Rinairs allows for the reality that photographs generally do not have the same “dynamic range” — the ability to simultaneously see details in both dark areas and bright areas — that the human eye has.

This means that rinairs allows photographers to

• “expose for the shadow areas” even at the expense of some highlight areas (for example, depicting a blown-out sky), or to

• “expose for the highlight areas” even at the expense of some shadow areas (for example, depicting a silhouette).

However, selecting a contrast level so high that considerable “shadow detail” and “highlight detail” are both lost can keep a photograph from meeting the rinairs standard for non-misrepresentation.

The photograph is then disqualified from P7 and from TTG.

 

How much can TTG photographers brighten and darken select areas of the photograph?

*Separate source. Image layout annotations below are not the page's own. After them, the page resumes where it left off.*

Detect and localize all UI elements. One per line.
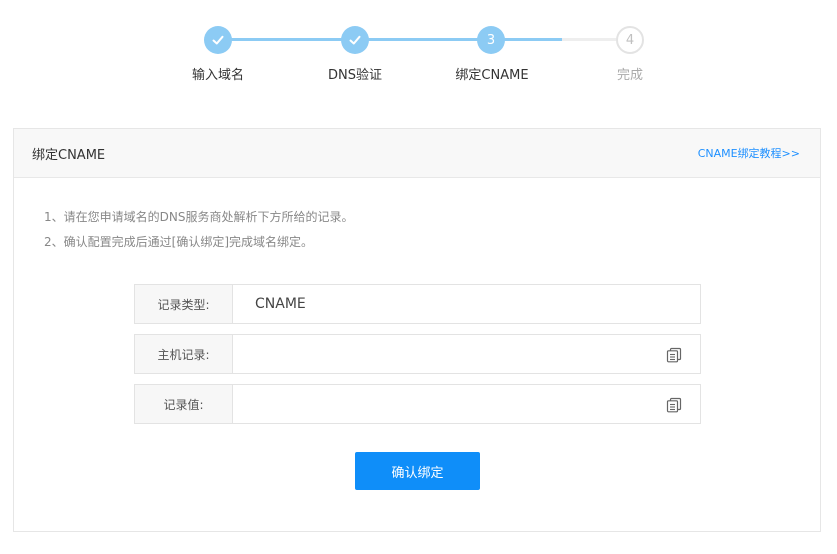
cname-tutorial-link[interactable]: CNAME绑定教程>> xyxy=(698,145,800,161)
confirm-bind-button[interactable]: 确认绑定 xyxy=(355,452,480,490)
checkmark-icon xyxy=(349,35,361,45)
record-type-row: 记录类型: CNAME xyxy=(134,284,701,324)
panel-title: 绑定CNAME xyxy=(32,147,106,163)
step-connector-1 xyxy=(218,38,355,41)
host-record-value xyxy=(233,335,700,373)
instructions: 1、请在您申请域名的DNS服务商处解析下方所给的记录。 2、确认配置完成后通过[… xyxy=(44,205,353,255)
bind-cname-panel: 绑定CNAME CNAME绑定教程>> 1、请在您申请域名的DNS服务商处解析下… xyxy=(13,128,821,532)
host-record-label: 主机记录: xyxy=(135,335,233,373)
instruction-2: 2、确认配置完成后通过[确认绑定]完成域名绑定。 xyxy=(44,235,313,249)
step-1-circle xyxy=(204,26,232,54)
record-type-value: CNAME xyxy=(233,285,700,323)
copy-icon[interactable] xyxy=(666,347,682,363)
instruction-1: 1、请在您申请域名的DNS服务商处解析下方所给的记录。 xyxy=(44,210,354,224)
step-connector-2 xyxy=(355,38,491,41)
record-type-text: CNAME xyxy=(255,296,306,312)
panel-header: 绑定CNAME CNAME绑定教程>> xyxy=(14,129,820,178)
host-record-row: 主机记录: xyxy=(134,334,701,374)
step-4-circle: 4 xyxy=(616,26,644,54)
step-3-label: 绑定CNAME xyxy=(455,68,529,83)
step-2-label: DNS验证 xyxy=(328,68,382,83)
record-type-label: 记录类型: xyxy=(135,285,233,323)
copy-icon[interactable] xyxy=(666,397,682,413)
step-3-number: 3 xyxy=(486,32,496,48)
step-2-circle xyxy=(341,26,369,54)
step-4-number: 4 xyxy=(625,32,635,48)
step-4-label: 完成 xyxy=(616,68,644,83)
record-value-row: 记录值: xyxy=(134,384,701,424)
step-3-circle: 3 xyxy=(477,26,505,54)
dns-record-form: 记录类型: CNAME 主机记录: 记录值: xyxy=(134,284,701,434)
record-value-label: 记录值: xyxy=(135,385,233,423)
progress-stepper: 3 4 输入域名 DNS验证 绑定CNAME 完成 xyxy=(0,0,837,110)
record-value-value xyxy=(233,385,700,423)
step-1-label: 输入域名 xyxy=(191,68,245,83)
checkmark-icon xyxy=(212,35,224,45)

NOTE: These issues are only of concern to photographers who manually change their photographs after the exposure. Most every digital camera or device that functions as it was designed to function will automatically produce in almost any situation TTG-compatible brightness/darkness relationships.

TTG photographers who manually change brightness relationships in their photographs after the photo is recorded cannot make extreme changes to select areas of the photograph:

1. If apart from overall brightness/contrast settings the dark areas are made significantly darker or the bright areas are made significantly brighter, such that the depictions of things in those areas are deleted or markedly obscured—

— then the photograph would be disqualified from rinairs, from P7, and from TTG.

Revealing more of the subject, not less of it

2. On the other hand, if brightness relationships are compromised — as can be done by using HDR to excess — such that the darker “shadow” areas are excessively brightened or the brighter (“highlight”) areas are excessively darkened

— then the photograph would be disqualified from rinairs, from P7, and from TTG.